Exhibitions such as Hanami (花見 – Flower Viewing), presented in Bosnia and Herzegovina and later in Ithaca, New York, brought together works produced between 2009 and 2022 and revealed the increasingly fluid relationship between painting, music, digital media, Japanese visual references, and contemporary popular culture within his practice. At the same time, his work became more internationally connected and institutionally visible.
After spending 2022 and 2023 living in the United States, this phase includes increasingly intensive collaborations from 2024 onward with the Peace Education Hub at the University of Sarajevo through exhibition facilitation, educational media, visual communication, workshop coordination, public programs, and peace education initiatives, further connecting his artistic practice with educational and socially engaged work. Kafedžić has also been involved with Arka – Art & Education Center in Sarajevo since its earliest conceptual stages around 2018, later becoming member of the Association for the Promotion of Culture and Arts – Arka in 2022 and active volunteer coordinator from 2024 onward.
This period also includes the development of the long-term project “This Is A®merica” under the artistic identity Minotaur Rex, a body of work shaped by his experiences of living between Bosnia and Herzegovina and the United States. Combining media headlines, popular culture, contemporary painting, and social critique, the project examines the normalization of violence, gun culture, fear, spectacle, and collective desensitization, while continuing his long-standing interest in the relationship between visual culture, mass communication, and social reality.
At the same time, his professional position became more clearly defined through recognitions such as the status of Distinguished Independent Artist of Canton Sarajevo and support through the Culture Moves Europe programme implemented by the Goethe-Institut and funded by the European Union.
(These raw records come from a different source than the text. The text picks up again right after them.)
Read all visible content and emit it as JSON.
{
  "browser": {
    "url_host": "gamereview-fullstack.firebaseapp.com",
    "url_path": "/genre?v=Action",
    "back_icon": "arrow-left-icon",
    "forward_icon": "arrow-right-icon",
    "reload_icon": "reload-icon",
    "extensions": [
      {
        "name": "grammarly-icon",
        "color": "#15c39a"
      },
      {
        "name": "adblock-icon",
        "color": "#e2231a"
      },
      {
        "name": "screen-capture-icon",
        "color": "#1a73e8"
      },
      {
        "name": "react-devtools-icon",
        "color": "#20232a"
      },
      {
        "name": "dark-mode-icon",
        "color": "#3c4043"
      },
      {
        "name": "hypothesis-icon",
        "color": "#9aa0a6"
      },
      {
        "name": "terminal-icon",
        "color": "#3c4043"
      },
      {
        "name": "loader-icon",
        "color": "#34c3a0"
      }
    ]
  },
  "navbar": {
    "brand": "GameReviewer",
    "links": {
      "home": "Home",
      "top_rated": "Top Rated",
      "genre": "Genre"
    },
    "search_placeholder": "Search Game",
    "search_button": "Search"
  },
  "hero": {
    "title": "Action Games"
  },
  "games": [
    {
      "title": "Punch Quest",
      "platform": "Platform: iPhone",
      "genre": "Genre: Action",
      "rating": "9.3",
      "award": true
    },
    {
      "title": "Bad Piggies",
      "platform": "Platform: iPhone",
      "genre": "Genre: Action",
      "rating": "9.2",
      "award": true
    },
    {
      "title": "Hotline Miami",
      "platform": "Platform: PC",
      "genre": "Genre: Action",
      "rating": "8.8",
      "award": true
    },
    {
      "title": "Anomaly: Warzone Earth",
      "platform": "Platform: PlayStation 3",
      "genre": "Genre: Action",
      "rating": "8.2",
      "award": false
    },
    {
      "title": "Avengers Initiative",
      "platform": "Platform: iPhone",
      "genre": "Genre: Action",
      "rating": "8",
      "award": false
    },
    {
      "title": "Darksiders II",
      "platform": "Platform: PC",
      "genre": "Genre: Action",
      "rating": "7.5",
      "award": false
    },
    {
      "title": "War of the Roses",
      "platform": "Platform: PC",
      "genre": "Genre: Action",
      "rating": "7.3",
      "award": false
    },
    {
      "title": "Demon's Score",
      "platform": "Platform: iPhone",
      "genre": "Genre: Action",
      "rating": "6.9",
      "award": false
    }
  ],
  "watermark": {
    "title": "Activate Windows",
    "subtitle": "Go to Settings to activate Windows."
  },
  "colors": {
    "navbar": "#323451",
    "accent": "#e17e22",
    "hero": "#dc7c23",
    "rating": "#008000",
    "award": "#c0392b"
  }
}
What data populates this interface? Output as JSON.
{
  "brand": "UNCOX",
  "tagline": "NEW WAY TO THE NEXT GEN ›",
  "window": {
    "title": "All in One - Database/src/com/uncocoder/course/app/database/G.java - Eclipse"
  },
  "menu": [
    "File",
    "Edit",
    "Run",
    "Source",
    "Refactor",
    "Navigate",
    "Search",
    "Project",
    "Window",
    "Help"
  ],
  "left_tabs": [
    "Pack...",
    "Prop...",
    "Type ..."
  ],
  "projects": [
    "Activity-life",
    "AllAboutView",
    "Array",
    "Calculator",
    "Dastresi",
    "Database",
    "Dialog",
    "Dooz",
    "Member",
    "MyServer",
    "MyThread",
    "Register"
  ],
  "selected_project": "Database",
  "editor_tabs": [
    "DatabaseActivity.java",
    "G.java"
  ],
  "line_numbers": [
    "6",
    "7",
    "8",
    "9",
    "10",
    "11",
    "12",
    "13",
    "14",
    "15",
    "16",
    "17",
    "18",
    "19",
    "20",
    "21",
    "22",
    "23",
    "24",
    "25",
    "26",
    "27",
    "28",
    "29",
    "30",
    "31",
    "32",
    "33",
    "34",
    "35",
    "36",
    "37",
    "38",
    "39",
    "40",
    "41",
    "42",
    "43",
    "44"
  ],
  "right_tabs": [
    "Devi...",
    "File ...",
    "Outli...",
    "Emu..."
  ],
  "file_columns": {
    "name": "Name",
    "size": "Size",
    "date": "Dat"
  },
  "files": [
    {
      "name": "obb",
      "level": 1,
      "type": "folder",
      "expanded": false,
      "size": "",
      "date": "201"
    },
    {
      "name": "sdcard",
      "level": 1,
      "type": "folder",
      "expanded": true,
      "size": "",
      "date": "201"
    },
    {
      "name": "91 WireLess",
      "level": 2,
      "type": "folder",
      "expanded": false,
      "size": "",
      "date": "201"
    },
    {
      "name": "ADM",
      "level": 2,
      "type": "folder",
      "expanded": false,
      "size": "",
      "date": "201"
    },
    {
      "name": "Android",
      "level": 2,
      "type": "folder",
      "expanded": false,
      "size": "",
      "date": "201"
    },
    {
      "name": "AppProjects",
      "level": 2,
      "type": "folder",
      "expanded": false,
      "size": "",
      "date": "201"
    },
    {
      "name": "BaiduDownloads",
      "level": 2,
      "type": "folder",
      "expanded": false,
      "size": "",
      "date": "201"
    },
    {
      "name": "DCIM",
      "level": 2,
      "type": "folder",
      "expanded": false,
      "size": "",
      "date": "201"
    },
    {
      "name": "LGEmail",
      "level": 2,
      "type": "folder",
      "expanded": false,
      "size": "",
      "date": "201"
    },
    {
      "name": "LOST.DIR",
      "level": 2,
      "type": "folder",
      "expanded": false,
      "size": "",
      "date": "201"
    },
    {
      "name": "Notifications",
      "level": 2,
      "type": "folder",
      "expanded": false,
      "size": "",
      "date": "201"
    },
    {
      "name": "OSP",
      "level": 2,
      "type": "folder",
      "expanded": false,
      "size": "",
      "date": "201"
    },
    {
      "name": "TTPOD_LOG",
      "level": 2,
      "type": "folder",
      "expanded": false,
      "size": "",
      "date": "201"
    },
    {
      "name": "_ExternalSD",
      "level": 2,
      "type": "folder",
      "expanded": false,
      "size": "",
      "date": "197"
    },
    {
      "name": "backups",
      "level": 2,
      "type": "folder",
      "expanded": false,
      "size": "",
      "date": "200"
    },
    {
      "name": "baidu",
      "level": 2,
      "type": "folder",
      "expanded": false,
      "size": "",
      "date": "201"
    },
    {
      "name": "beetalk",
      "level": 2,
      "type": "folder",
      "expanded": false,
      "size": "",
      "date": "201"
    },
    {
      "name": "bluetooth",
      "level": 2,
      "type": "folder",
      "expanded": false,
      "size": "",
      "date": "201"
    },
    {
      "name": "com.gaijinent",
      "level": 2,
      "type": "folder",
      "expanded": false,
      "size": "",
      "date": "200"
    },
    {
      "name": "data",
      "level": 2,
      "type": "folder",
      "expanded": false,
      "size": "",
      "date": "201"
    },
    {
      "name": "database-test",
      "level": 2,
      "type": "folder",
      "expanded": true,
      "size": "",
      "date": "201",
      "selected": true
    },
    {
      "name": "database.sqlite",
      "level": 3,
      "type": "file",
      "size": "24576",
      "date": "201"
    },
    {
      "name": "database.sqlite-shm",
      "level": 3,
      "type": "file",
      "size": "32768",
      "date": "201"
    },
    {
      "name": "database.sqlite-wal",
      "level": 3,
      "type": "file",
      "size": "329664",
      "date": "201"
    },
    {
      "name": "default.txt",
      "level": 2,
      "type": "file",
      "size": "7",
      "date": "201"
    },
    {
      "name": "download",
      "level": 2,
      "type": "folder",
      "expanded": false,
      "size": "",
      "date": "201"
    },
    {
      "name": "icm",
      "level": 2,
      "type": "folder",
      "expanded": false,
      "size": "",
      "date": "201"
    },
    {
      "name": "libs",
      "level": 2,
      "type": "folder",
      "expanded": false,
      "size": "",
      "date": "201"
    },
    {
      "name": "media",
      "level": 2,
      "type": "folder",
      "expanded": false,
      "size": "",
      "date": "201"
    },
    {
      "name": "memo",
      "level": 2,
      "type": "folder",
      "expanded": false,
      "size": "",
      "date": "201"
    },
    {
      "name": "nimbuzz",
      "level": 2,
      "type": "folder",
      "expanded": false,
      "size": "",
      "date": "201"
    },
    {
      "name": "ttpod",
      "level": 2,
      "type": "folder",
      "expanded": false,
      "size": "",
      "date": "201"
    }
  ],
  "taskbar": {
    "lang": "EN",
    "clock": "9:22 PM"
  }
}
Artist, Educator, Facilitator
What makes Kafedžić’s trajectory unusual within the Bosnian and regional context is that much of his artistic development unfolded outside dominant local artistic narratives and institutional expectations. While formally educated within a traditional academy system, his influences were shaped just as strongly by comics and manga culture, animation, cyberpunk, Japanese visual culture, digital media, underground scenes, public art, and collaborative educational environments. The continuity between these seemingly incompatible worlds became one of the defining characteristics of his practice.
Even as his projects became increasingly international and educationally oriented, the visual and conceptual influence of comics, animation, Japanese culture, cinema, and popular media never disappeared from his practice. This persistent connection to influences often considered peripheral within the traditional Bosnian art context contributed to his position as a kind of cultural outsider operating simultaneously inside and outside established artistic frameworks. Rather than disappearing over time, these influences remained part of a continuous artistic language connecting contemporary art with accessibility, dialogue, and public engagement.
Today, his work functions less as the practice of a traditional studio painter and more as a hybrid model of artist, educator, facilitator, and cultural organizer operating between visual art, education, public programs, and collaborative cultural production, while maintaining a continuous connection to comics, animation, Japanese visual culture, and contemporary painting.